Maybe an additional "lower resolution" index on top of the map could help as a heuristic to skip whole regions, then using the map to double check possible matches. I have a rough idea that I think could possibly work:
Maintain the sum of booked time within each coarser time bucket, e.g. 1 hour or something (ideally a power of two though so you can use shifts to find the index for a timestamp), and keep that in a flat array. If you're looking for a slot that's less than 2x the coarser interval here, e.g. a 90-minute one, look for look for two consecutive buckets with a combined sum <= 30 minutes. 2 hours or more is guaranteed to fully overlap a 1 hour bucket, so look for completely empty buckets, etc. These scans can be done with SIMD.
When candidate buckets are found, use the start timestamp of the bucket (i*1hr) to jump into map and start scanning the map there, up to the end of the possible range of buckets. The index can confidently skip too full regions but doesn't guarantee there's a contiguous slot of the right size. I don't have a great sense of how much this would filter out in practice, but maybe there's some tuning of the parameters here that works for your case.
Updates should be relatively cheap since the ranges don't overlap, just +/- the duration of each booking added/removed. But it would have to deal with bookings that overlap multiple buckets. But, the logic is just arithmetic on newly inserted/deleted values which are already in registers at least, rather than scanning parts of the map, e.g. if you wanted to maintain the min/max value in each bucket and support deletes.
> Maybe an additional "lower resolution" index on top of the map could help as a heuristic to skip whole regions
That sounds a bit like circling back around to a tree-based system (albeit with depth=2) where each parent is somehow summarizing the state of child nodes below it.
Yeah it's definitely similar to having parent nodes summarize their children. The motivation for the flat array structure was to have an entirely fixed-size array that's contiguous in memory to make it friendly for SIMD filtering. Having the data in the tree on the other hand could probably filter a little better since it can summarize at multiple levels, but my bet is that the flat array allows for a faster implementation for the case here with a few thousand intervals. On the one hand, the whole working set should probably fit in L1 cache for both the tree or a flat array, but on the other hand, a tree with pointers needs to do some pointer chasing. The tree could alternatively be represented in a flat array, but then elements need to be shuffled around. I don't know which is faster in practice for this problem, but my gut says the speed of a flat array + SIMD probably outweighs potential asymptotic improvements for the few thousand case
I don't think I've put the same amount of thought into it, but my gut feeling is:
1. If you're summarizing "a contiguous chunk exists from A to B", that would require a mutable rebalancing tree and the borders constantly shift and merge and subdivide.
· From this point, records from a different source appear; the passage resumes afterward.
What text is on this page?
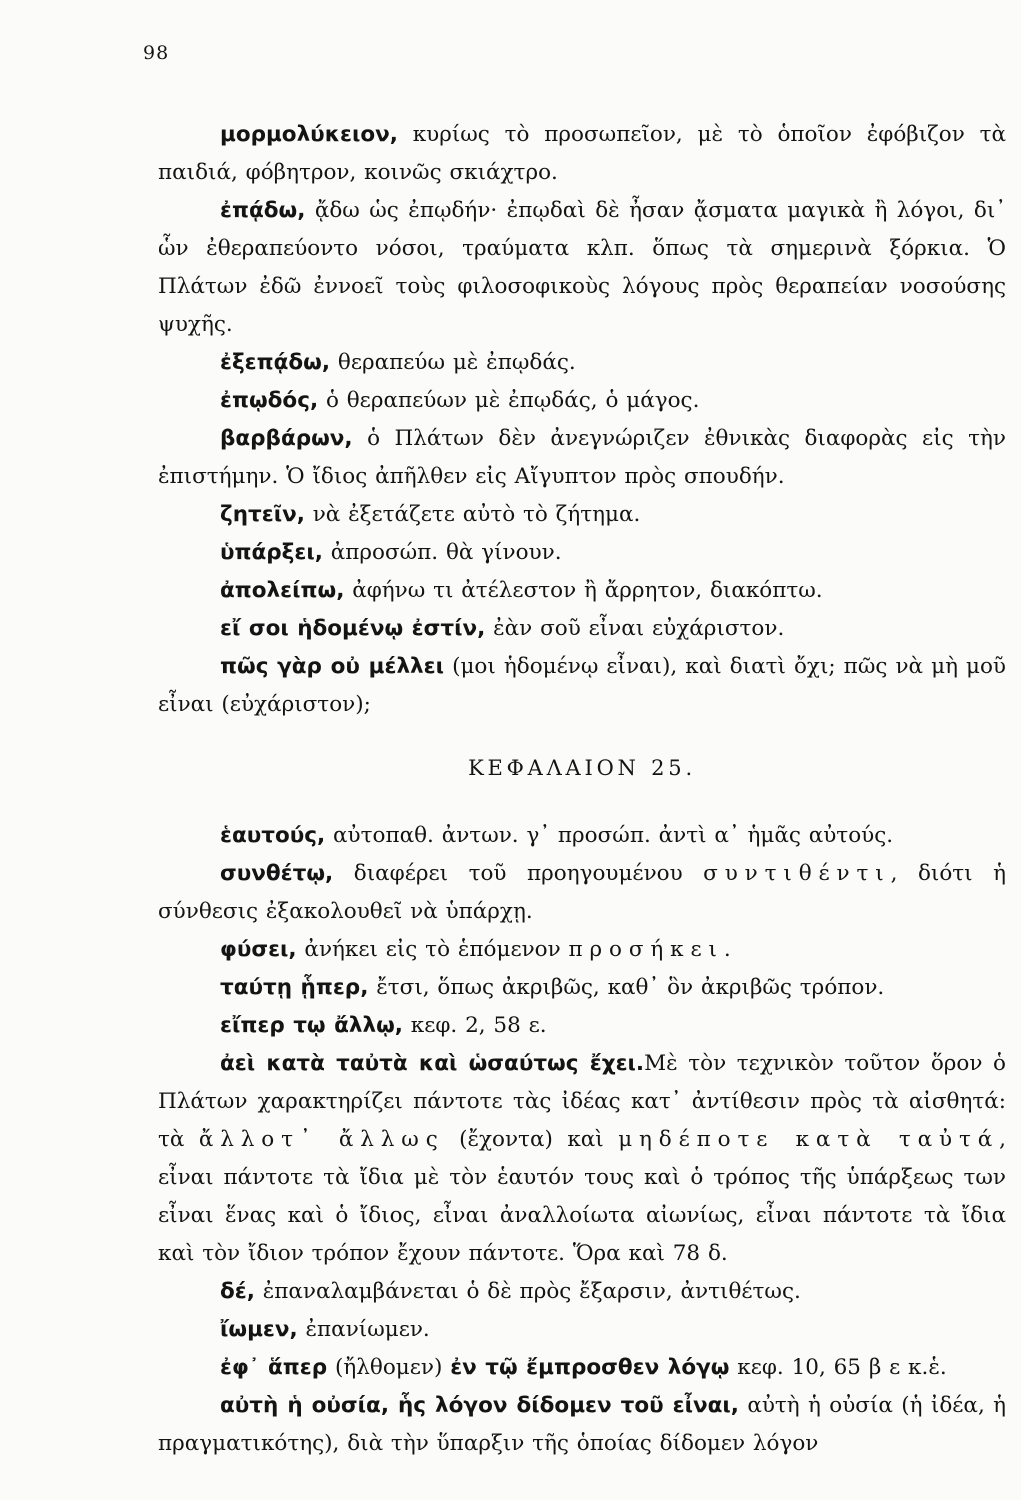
98

μορμολύκειον, κυρίως τὸ προσωπεῖον, μὲ τὸ ὁποῖον ἐφόβιζον τὰ παιδιά, φόβητρον, κοινῶς σκιάχτρο.

ἐπᾴδω, ᾄδω ὡς ἐπῳδήν· ἐπῳδαὶ δὲ ἦσαν ᾄσματα μαγικὰ ἢ λόγοι, δι᾿ ὧν ἐθεραπεύοντο νόσοι, τραύματα κλπ. ὅπως τὰ σημερινὰ ξόρκια. Ὁ Πλάτων ἐδῶ ἐννοεῖ τοὺς φιλοσοφικοὺς λόγους πρὸς θεραπείαν νοσούσης ψυχῆς.

ἐξεπᾴδω, θεραπεύω μὲ ἐπῳδάς.

ἐπῳδός, ὁ θεραπεύων μὲ ἐπῳδάς, ὁ μάγος.

βαρβάρων, ὁ Πλάτων δὲν ἀνεγνώριζεν ἐθνικὰς διαφορὰς εἰς τὴν ἐπιστήμην. Ὁ ἴδιος ἀπῆλθεν εἰς Αἴγυπτον πρὸς σπουδήν.

ζητεῖν, νὰ ἐξετάζετε αὐτὸ τὸ ζήτημα.

ὑπάρξει, ἀπροσώπ. θὰ γίνουν.

ἀπολείπω, ἀφήνω τι ἀτέλεστον ἢ ἄρρητον, διακόπτω.

εἴ σοι ἡδομένῳ ἐστίν, ἐὰν σοῦ εἶναι εὐχάριστον.

πῶς γὰρ οὐ μέλλει (μοι ἡδομένῳ εἶναι), καὶ διατὶ ὄχι; πῶς νὰ μὴ μοῦ εἶναι (εὐχάριστον);

ΚΕΦΑΛΑΙΟΝ 25.

ἑαυτούς, αὐτοπαθ. ἀντων. γ᾿ προσώπ. ἀντὶ α᾿ ἡμᾶς αὐτούς.

συνθέτῳ, διαφέρει τοῦ προηγουμένου συντιθέντι, διότι ἡ σύνθεσις ἐξακολουθεῖ νὰ ὑπάρχῃ.

φύσει, ἀνήκει εἰς τὸ ἑπόμενον προσήκει.

ταύτῃ ᾗπερ, ἔτσι, ὅπως ἀκριβῶς, καθ᾿ ὃν ἀκριβῶς τρόπον.

εἴπερ τῳ ἄλλῳ, κεφ. 2, 58 ε.

ἀεὶ κατὰ ταὐτὰ καὶ ὡσαύτως ἔχει.Μὲ τὸν τεχνικὸν τοῦτον ὅρον ὁ Πλάτων χαρακτηρίζει πάντοτε τὰς ἰδέας κατ᾿ ἀντίθεσιν πρὸς τὰ αἰσθητά: τὰ ἄλλοτ᾿ ἄλλως (ἔχοντα) καὶ μηδέποτε κατὰ ταὐτά, εἶναι πάντοτε τὰ ἴδια μὲ τὸν ἑαυτόν τους καὶ ὁ τρόπος τῆς ὑπάρξεως των εἶναι ἕνας καὶ ὁ ἴδιος, εἶναι ἀναλλοίωτα αἰωνίως, εἶναι πάντοτε τὰ ἴδια καὶ τὸν ἴδιον τρόπον ἔχουν πάντοτε. Ὅρα καὶ 78 δ.

δέ, ἐπαναλαμβάνεται ὁ δὲ πρὸς ἔξαρσιν, ἀντιθέτως.

ἴωμεν, ἐπανίωμεν.

ἐφ᾿ ἅπερ (ἤλθομεν) ἐν τῷ ἔμπροσθεν λόγῳ κεφ. 10, 65 β ε κ.ἑ.

αὐτὴ ἡ οὐσία, ἧς λόγον δίδομεν τοῦ εἶναι, αὐτὴ ἡ οὐσία (ἡ ἰδέα, ἡ πραγματικότης), διὰ τὴν ὕπαρξιν τῆς ὁποίας δίδομεν λόγον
2. If you're instead just summarizing "the range between constant indices X-Y is [1/0/both] right now", then that can be done with a fixed tree arrangement that can have an exact layout in memory.
A simple example of the latter would be 8 leaves of 01110000, 4 parents of [both, 1, 0, 0], 2 grandparents of [both, 0], etc. The 3-value aspects could also be encoded into two bitmasks, if "has a 1" and "has a 0".
Maintain the sum of booked time within each coarser time bucket, e.g. 1 hour or something (ideally a power of two though so you can use shifts to find the index for a timestamp), and keep that in a flat array. If you're looking for a slot that's less than 2x the coarser interval here, e.g. a 90-minute one, look for look for two consecutive buckets with a combined sum <= 30 minutes. 2 hours or more is guaranteed to fully overlap a 1 hour bucket, so look for completely empty buckets, etc. These scans can be done with SIMD.
When candidate buckets are found, use the start timestamp of the bucket (i*1hr) to jump into map and start scanning the map there, up to the end of the possible range of buckets. The index can confidently skip too full regions but doesn't guarantee there's a contiguous slot of the right size. I don't have a great sense of how much this would filter out in practice, but maybe there's some tuning of the parameters here that works for your case.
Updates should be relatively cheap since the ranges don't overlap, just +/- the duration of each booking added/removed. But it would have to deal with bookings that overlap multiple buckets. But, the logic is just arithmetic on newly inserted/deleted values which are already in registers at least, rather than scanning parts of the map, e.g. if you wanted to maintain the min/max value in each bucket and support deletes.